高強度、高耐食で溶接性もまずまずという特徴を有する二相ステンレス鋼は、SUS304など汎用オーステナイトステンレス鋼の弱点である応力腐食割れの防止の代表的鋼種として、圧力容器で広く使われてきました。

一方、最もポピュラーな二相ステンレス鋼であるSUS329J4Lは高合金ゆえ材料コストが割高という側面がありました。

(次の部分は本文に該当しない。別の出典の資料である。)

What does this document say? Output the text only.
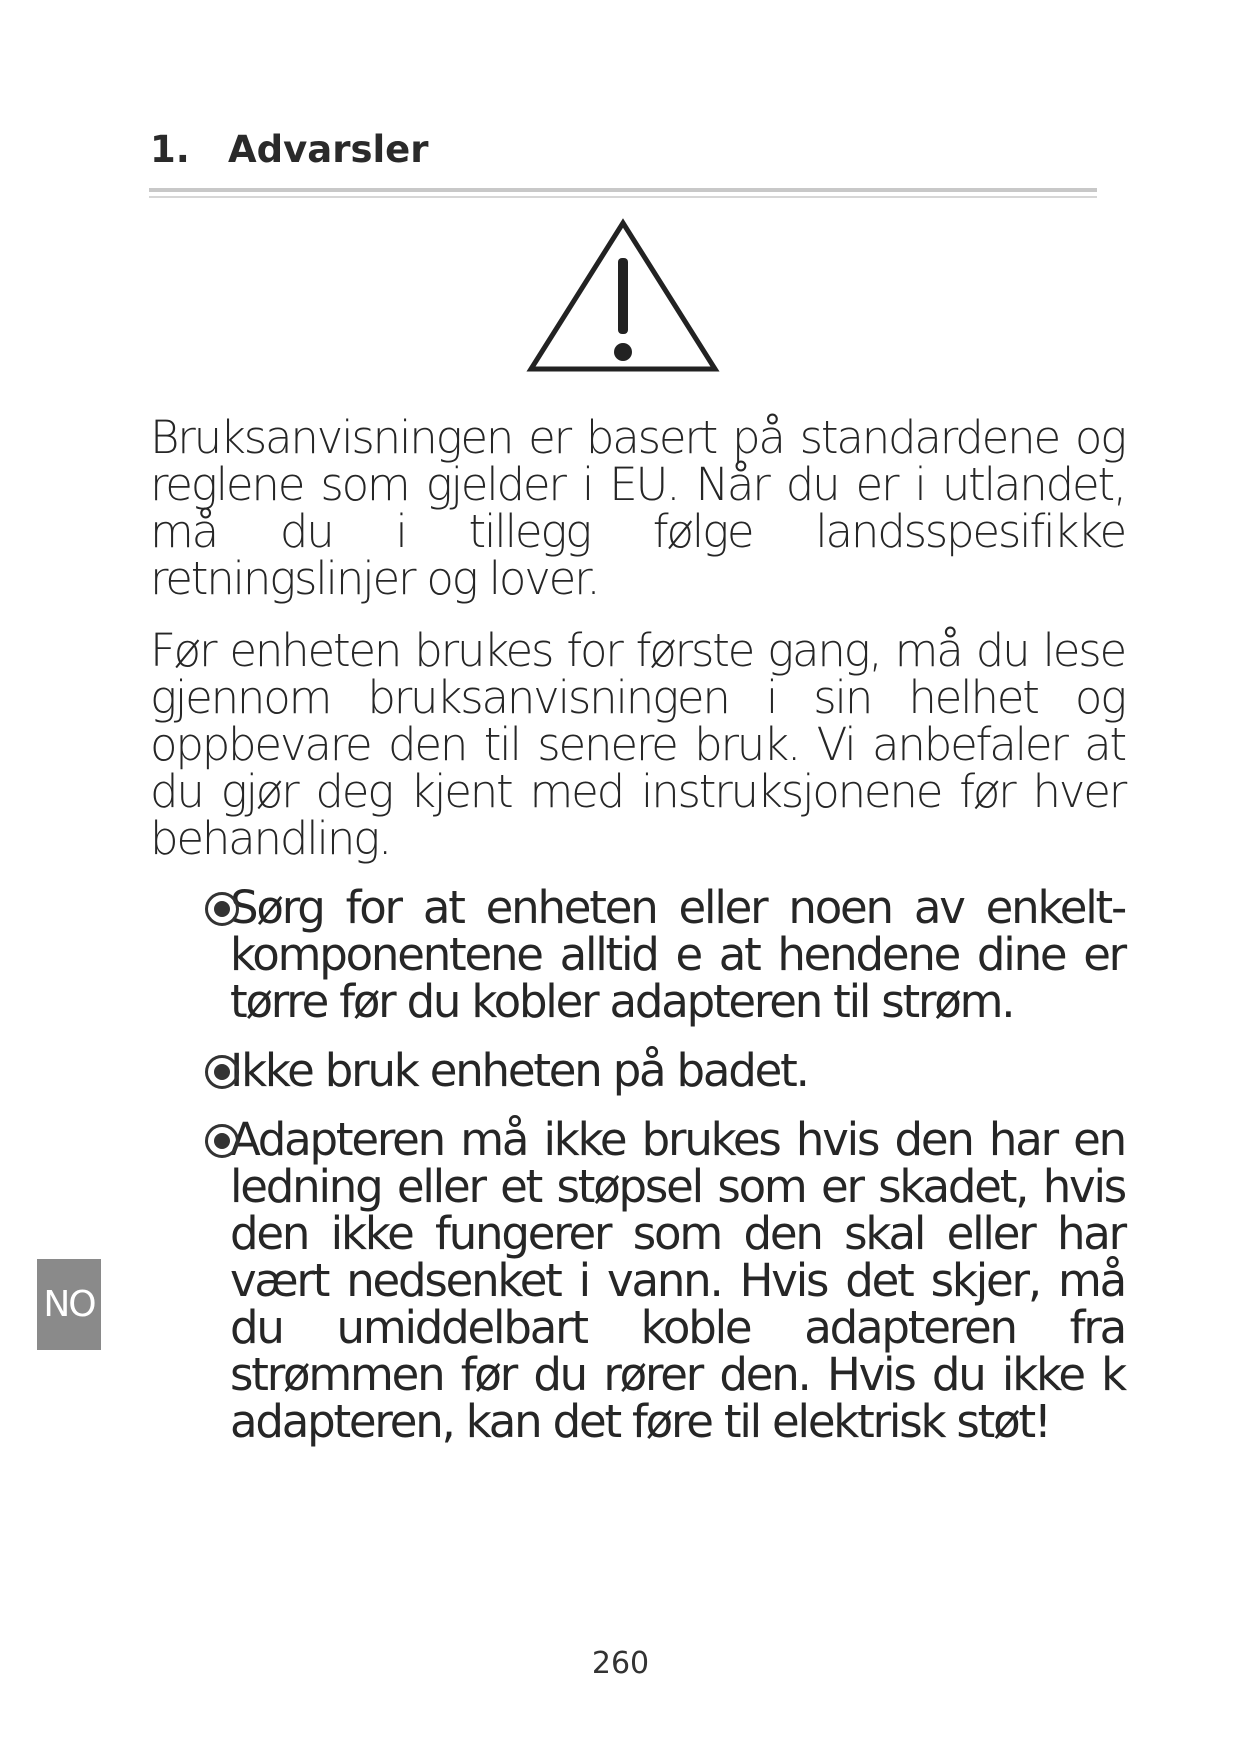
1. Advarsler

Bruksanvisningen er basert på standardene og reglene som gjelder i EU. Når du er i utlandet, må du i tillegg følge landsspesifikke retningslinjer og lover.

Før enheten brukes for første gang, må du lese gjennom bruksanvisningen i sin helhet og oppbevare den til senere bruk. Vi anbefaler at du gjør deg kjent med instruksjonene før hver behandling.

Sørg for at enheten eller noen av enkelt- komponentene alltid e at hendene dine er tørre før du kobler adapteren til strøm.
Ikke bruk enheten på badet.
Adapteren må ikke brukes hvis den har en ledning eller et støpsel som er skadet, hvis den ikke fungerer som den skal eller har vært nedsenket i vann. Hvis det skjer, må du umiddelbart koble adapteren fra strømmen før du rører den. Hvis du ikke k adapteren, kan det føre til elektrisk støt!
NO
260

両者のすき間を埋める材料として合金成分を抑えたSUS821L1, SUS323Lといったリーン二相ステンレス鋼が約10年前に登場しましたが、圧力容器への適用については、これまでは高圧ガス保安法、第一種圧力容器などの実質的な技術基準であるJIS B 8265「圧力容器の構造」において、許容引張応力が規定されておらず計算厚さを示すことができなかったため、これらの法規制を受ける設備への適用は特別認可を受けるしかありませんでした。

このほど令和6年5月26日にリリースされた同JISの2024年版では、リーン二相ステンレス鋼がラインナップに加わったとの情報を得ました。これによって、特に圧力設備における汎用オーステナイトステンレス鋼の耐応力腐食割れ性向上を目的とする鋼種への置き換えの際のコスト面のハードルが下がることが期待されます。